Серго посмотрел на неё с тихим изумлением. В этом её простом «давайте помогать друг другу» не было ни кокетства, ни заведомой ласки — была та спокойная деловитость, с какой люди условливаются о важном.
— Хорошо, — сказал он. — Договорились.
И впервые за этот вечер — да, должно быть, и за этот год — он улыбнулся не краешком губ, а всем лицом.
Они помолчали. Дождь за окном сделался ровнее, перестал хлестать и пошёл тем мерным, обстоятельным шумом, под который хорошо думается и говорится. Серго долго вертел в пальцах ложечку, не глядя на собеседницу. И наконец решился.
— Когда умер мой отец, — сказал он, — мне было сорок пять. Для семьи это был чёрный год. Мать с того года стала слепнуть — медленно, как медленно гаснет лампа, в которой кончается масло. Сперва она перестала читать. Потом — узнавать лица на расстоянии. Потом — вблизи. Совсем ослепла четыре года спустя.
Он помолчал.
— Я понял тогда — там, у отцовского гроба, — что глава семьи теперь я. И понял, что не готов. У меня были руки, голова, заработок, — а не было того, что должно быть у главы. Чего именно — я тогда сам не знал. Сейчас, кажется, начинаю догадываться.
Он поднял глаза.
— Я бежал, Елюшка. Оставил мать на сестру. То есть деньги слал, помогал, приезжал — но жил вдали. Душа моя рвалась куда-то, в какие-то приключения, дороги, чужие города.
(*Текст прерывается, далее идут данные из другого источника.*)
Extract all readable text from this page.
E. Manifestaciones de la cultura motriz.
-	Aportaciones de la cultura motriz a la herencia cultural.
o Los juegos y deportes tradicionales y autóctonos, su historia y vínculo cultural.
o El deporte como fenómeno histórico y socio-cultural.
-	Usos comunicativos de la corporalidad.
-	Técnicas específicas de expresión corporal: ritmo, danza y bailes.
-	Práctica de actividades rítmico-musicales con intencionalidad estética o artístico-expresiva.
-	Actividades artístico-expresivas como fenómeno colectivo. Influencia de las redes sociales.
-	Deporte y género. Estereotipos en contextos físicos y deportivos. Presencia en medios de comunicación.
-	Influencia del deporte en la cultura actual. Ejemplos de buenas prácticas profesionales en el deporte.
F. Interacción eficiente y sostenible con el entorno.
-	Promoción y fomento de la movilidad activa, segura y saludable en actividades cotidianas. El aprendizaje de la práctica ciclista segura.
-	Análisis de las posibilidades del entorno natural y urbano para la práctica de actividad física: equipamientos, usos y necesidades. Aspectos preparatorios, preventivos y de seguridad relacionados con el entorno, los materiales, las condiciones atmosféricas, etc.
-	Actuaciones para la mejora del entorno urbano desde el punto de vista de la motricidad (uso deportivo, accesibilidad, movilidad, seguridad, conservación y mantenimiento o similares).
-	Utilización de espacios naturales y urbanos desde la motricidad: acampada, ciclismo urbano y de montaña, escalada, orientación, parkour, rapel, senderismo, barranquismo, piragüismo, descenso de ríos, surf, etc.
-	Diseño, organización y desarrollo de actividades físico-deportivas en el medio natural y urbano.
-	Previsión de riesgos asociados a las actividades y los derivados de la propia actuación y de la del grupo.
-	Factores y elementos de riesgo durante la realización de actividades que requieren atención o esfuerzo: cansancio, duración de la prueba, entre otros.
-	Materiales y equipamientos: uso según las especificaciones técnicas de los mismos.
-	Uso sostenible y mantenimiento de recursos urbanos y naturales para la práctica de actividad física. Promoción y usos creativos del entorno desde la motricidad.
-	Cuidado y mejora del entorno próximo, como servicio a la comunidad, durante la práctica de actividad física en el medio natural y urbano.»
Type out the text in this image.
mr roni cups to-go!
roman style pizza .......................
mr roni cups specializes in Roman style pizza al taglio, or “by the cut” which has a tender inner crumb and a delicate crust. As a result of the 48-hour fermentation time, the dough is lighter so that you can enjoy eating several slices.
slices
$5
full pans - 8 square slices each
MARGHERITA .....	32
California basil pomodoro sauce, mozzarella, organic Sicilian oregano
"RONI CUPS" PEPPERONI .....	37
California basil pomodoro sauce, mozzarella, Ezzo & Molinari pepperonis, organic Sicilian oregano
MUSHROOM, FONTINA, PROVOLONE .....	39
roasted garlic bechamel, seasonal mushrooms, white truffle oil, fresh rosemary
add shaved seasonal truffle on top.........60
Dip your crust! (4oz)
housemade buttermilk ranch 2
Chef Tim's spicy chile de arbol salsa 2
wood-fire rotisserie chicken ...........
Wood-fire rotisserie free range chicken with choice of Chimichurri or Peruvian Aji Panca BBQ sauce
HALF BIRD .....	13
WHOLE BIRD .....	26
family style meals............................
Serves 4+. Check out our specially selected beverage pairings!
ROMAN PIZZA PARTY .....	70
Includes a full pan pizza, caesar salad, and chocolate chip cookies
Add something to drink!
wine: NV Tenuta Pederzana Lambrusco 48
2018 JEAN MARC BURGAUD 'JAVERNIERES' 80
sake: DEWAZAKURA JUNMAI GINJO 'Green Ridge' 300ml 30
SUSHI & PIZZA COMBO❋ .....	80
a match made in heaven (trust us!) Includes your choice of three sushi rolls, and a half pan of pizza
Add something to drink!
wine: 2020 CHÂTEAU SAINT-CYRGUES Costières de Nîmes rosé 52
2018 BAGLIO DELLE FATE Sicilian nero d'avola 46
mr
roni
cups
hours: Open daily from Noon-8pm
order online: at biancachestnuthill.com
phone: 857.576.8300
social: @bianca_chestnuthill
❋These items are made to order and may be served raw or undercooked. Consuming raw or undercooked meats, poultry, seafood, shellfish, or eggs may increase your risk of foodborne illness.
Я то возвращался, то снова уезжал — в отчаянии от того, что не справляюсь. Так и попал в город N. Третий месяц как.
— И встретили меня, — тихо договорила Елюшка.
— И встретил вас, — повторил он.
Она сжала его пальцы — уже сильнее, увереннее, чем в первый раз. В её светлых, прозрачных глазах что-то блеснуло — не слеза ещё, но та влага, что бывает в глазах перед слезой и часто красивее самой слезы.
— Серго, — сказала она негромко, и голос её прозвучал как тихая молитва, — этот страх не справиться — он может раздавить человека. Я видела таких в клинике. Они приходят с больным желудком, а на самом деле у них болит вот это — неисправленное. Но я не стану вас осуждать. Я слышу в вашем рассказе не бегство, а крик души, которая искала, где набраться сил, чтобы потом вернуться. Иногда человек бежит не от родных — от собственной немощи. А это другое.
Она помолчала, словно собираясь с духом для последних слов, и сказала:
— Может быть, наша встреча не случайна. Может быть, именно сейчас вы готовы перестать бежать. Не потому, что устали, — а потому, что нашли, у кого остановиться.
Серго не ответил. Он только смотрел на неё — на это смуглое лицо в белом обрамлении волос, на руку, лежащую поверх его руки, на серую папку, забытую у края стола, — и чувствовал, как в груди у него медленно, осторожно, словно боясь спугнуть самого себя, разжимается то, что было сжато много лет.
— Теперь вы не один, — сказала Елюшка совсем тихо. — В этом городе у вас есть друг, который примет вас любым — и в победе, и в отчаянии. Вы больше не должны бежать в одиночку.
За окном по мокрому асфальту прошуршала машина, и фары её на короткое мгновение скользнули по стеклу — высветив на нём убегающие струйки дождя и два силуэта, наклонившихся над одним столиком.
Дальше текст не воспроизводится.